Local jazz musician honors formative influences

Rob Cohen and Friends rehearse for their "Tribute to Blue Note Records" Jazz Concert at Studio A Tuesday evening. The concert, part of the KRNN Spotlight Music Series, begins at 7 p.m. Wednesday at the Gold Town Nickelodeon. Shown are Cohen, left, Ketchikan musician Dale Curtis (trumpet), Doug Bridges (saxophone), John Unzicker (guitar), Michael Bucy (trombone) and Alexei Painter (bass). Clay Good (drums) is not in the picture.

Robert Cohen clearly remembers the first jazz song that grabbed him by the ears: Art Blakey’s “Split Kick,” from the 1954 Blue Note release “A Night at Birdland Vol. 1,” which he heard on the radio as a teen in the late ‘70s.


“It’s maybe not the first jazz song I ever heard, but it’s the one that woke me up to jazz, where I just realized the beauty of it, the dexterity required, and the sheer amount of energy that a jazz song can produce,” Cohen said earlier this week. “Sometimes a song just catches you at the right moment and you never forget it.”

Cohen’s response to Blakey’s song has never really ended, it’s only grown deeper. Nearly 40 years later, this well-known local jazz musician and music teacher is both an artist and a fan who has become intimately familiar with the remarkable tunes he heard as a New Jersey teen. This Wednesday, Cohen and five friends will present a selection of those songs, including “Split Kick,” at the Gold Town Nickelodeon as part of the KRNN Spotlight Music Series.

“My criteria for these choices was personal favorites, tunes I’ve loved all my life, but with an ear for what I thought could be presented well to an audience, and would be fun for a larger group of musicians to play and enjoyable to hear.”

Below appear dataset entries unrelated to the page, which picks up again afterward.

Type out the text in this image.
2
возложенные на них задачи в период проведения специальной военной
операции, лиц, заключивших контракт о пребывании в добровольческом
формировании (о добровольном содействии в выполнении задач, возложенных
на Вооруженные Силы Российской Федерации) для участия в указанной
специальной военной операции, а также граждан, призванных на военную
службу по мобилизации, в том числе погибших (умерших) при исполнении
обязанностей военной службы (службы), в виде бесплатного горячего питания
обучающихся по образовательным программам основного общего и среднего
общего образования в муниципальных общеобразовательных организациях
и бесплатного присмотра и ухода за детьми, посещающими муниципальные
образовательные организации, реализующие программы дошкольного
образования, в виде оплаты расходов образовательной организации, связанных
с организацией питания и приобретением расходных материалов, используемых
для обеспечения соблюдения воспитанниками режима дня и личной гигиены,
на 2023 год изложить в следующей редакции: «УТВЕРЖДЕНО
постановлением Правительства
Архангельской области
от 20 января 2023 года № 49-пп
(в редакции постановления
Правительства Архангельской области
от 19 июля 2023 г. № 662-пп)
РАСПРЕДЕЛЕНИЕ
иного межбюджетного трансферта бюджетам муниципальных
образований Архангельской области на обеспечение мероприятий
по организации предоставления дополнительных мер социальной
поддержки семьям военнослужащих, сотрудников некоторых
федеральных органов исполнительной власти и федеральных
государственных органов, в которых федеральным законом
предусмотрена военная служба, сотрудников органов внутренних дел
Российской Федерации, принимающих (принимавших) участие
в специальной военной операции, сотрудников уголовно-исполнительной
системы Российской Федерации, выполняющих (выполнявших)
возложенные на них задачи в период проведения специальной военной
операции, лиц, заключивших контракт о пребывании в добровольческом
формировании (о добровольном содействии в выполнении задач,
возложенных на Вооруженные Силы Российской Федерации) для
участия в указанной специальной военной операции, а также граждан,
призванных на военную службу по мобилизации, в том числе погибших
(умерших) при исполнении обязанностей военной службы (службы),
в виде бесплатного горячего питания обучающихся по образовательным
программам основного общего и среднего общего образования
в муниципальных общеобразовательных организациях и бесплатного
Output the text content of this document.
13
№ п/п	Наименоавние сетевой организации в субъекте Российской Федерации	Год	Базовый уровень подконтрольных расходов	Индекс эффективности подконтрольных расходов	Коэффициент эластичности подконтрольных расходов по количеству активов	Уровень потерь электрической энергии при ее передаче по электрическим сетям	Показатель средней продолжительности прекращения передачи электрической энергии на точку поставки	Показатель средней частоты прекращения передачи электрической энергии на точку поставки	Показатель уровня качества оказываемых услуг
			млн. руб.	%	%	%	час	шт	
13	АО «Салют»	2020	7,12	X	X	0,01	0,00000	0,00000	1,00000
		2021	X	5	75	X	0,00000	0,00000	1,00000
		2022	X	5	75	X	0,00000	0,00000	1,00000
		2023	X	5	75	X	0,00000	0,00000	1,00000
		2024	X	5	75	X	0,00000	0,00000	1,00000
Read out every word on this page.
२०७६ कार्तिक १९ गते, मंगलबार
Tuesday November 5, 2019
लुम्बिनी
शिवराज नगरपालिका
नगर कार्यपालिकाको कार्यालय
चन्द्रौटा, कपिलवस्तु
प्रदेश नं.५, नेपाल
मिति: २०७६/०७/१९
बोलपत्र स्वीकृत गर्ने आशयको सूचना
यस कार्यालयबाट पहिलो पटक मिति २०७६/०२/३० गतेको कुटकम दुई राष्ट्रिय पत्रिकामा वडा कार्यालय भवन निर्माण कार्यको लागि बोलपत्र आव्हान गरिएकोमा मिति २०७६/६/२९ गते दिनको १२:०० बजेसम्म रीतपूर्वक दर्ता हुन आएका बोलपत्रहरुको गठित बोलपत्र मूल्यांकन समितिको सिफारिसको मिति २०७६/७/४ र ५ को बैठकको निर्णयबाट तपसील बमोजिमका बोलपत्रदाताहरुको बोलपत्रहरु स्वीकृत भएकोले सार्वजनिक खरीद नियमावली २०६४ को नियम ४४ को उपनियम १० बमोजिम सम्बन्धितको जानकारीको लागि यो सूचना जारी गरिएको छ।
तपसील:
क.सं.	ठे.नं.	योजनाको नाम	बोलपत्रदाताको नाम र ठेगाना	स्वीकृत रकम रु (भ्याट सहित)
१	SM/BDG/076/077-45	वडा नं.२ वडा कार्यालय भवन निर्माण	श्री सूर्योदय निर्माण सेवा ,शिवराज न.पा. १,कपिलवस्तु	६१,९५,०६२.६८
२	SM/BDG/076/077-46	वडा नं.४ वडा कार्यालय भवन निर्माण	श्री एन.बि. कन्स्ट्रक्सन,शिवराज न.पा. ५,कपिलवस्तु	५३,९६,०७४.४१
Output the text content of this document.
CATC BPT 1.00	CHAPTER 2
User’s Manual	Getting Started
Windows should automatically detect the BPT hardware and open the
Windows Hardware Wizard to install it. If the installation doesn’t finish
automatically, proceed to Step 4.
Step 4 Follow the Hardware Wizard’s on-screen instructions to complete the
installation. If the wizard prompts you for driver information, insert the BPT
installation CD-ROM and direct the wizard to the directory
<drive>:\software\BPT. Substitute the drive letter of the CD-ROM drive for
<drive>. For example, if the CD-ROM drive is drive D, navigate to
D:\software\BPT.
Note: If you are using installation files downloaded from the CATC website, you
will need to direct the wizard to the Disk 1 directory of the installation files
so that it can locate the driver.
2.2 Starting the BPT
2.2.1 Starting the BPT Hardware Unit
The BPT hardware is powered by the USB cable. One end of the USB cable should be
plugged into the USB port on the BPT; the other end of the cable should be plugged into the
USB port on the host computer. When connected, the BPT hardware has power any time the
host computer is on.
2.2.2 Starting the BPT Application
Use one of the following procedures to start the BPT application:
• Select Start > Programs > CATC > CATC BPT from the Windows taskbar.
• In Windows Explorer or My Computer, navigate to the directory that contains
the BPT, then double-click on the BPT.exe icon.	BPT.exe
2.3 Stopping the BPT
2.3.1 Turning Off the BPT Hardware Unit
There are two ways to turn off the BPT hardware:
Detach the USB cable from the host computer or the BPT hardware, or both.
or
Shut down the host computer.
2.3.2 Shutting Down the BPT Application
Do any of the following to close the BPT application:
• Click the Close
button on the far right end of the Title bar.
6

Joining Cohen on stage will be frequent collaborators and longtime Juneau musicians Clay Good on drums and Doug Bridges on sax, as well as more unusual bandmates Mike Bucy on trombone and Alexei Painter on bass. Guest artist Dale Curtis of Ketchikan, whom Cohen met several years ago during an informal jam session at Doc Waters, rounds out the sextet on trumpet.

All of the songs the group will perform are from the Blue Note label, a highly influential record company founded in 1939 by German immigrants Alfred Lion and Max Margulis. The concert honors the label’s 75th anniversary, as well as Cohen’s personal connections to the music produced under that name.

“They started the label because they loved the music, and the records they put out were only from artists they enjoyed, who inspired them musically, whether or not they thought they had commercial potential,” he said. “Their tastes were so unerring that a lot of the artists they signed and music they chose to put out did become commercially successful at the time, and, in retrospect, classic. They had incredible taste.”

Cohen gravitated toward the Blue Note label while still in high school, building his knowledge of the music through his study of the piano and other instruments, and through his growing collection of LPs.

“As I got better as a music student, I would hear these incredible piano players on the radio and start to think, ‘That’s interesting, I like what they’re doing, I wonder if I can do that.’”

He joined his first jazz band at 18, during a gap year before college, while living in Cambridge, Mass. Some of the tunes he played in that band were from the Blue Note canon.

Cohen moved to Juneau not long after college, arriving to help a friend move in 1988 and falling in love with the place. In addition to building up a reputation as a musician and teacher, Cohen fed his love of music through his business, Capital Records, which he ran at the Nugget Mall and on Seward Street downtown through 2009. Since it closed, he’s devoted his time to teaching and performing, taking an active role in many local arts productions and concerts.

At Wednesday’s show, Cohen and friends will perform jazz tunes from the late ‘40s, ‘50s, ‘60s and early ‘70s. Though the songs can be considered classics of instrumental jazz, they aren’t jazz standards in the sense of being immediately recognizable to a wide audience. In fact, written notation for some of the music Cohen wanted to perform wasn’t available, forcing him to create the charts for the music himself ­— an exercise in close-listening he thoroughly enjoyed.

“I had to sit down on the headphones for a handful of these arrangements and parse out the different parts and transcribe them for the musicians. It was a great opportunity and reason to dive in with a knife and fork.”

Selections will include work by Thelonious Monk, Horace Silver, Wayne Shorter and Joe Henderson.

Cohen said his hopes for the concert line up with the philosophy of Blue Note records: Share what you love and hope it catches on.

“I think just as the founders of Blue Note gravitated toward recording what struck them as real and genuine and timeless ... and wanted to expose it to a wider following, in a way what we’re trying to do is in the same spirit, 75 years later,” he said.

“I’m hoping people will love (these songs) as I did on first hearing them. If we can accomplish that, or if that just naturally and spontaneously happens from what we’re doing in the show, then our purpose will have been achieved.”

• “Tribute to Blue Note Records” begins at 7 p.m. Wednesday, March 19, at the Gold Town Nickelodeon. Tickets are $15 in advance or $18 at the door.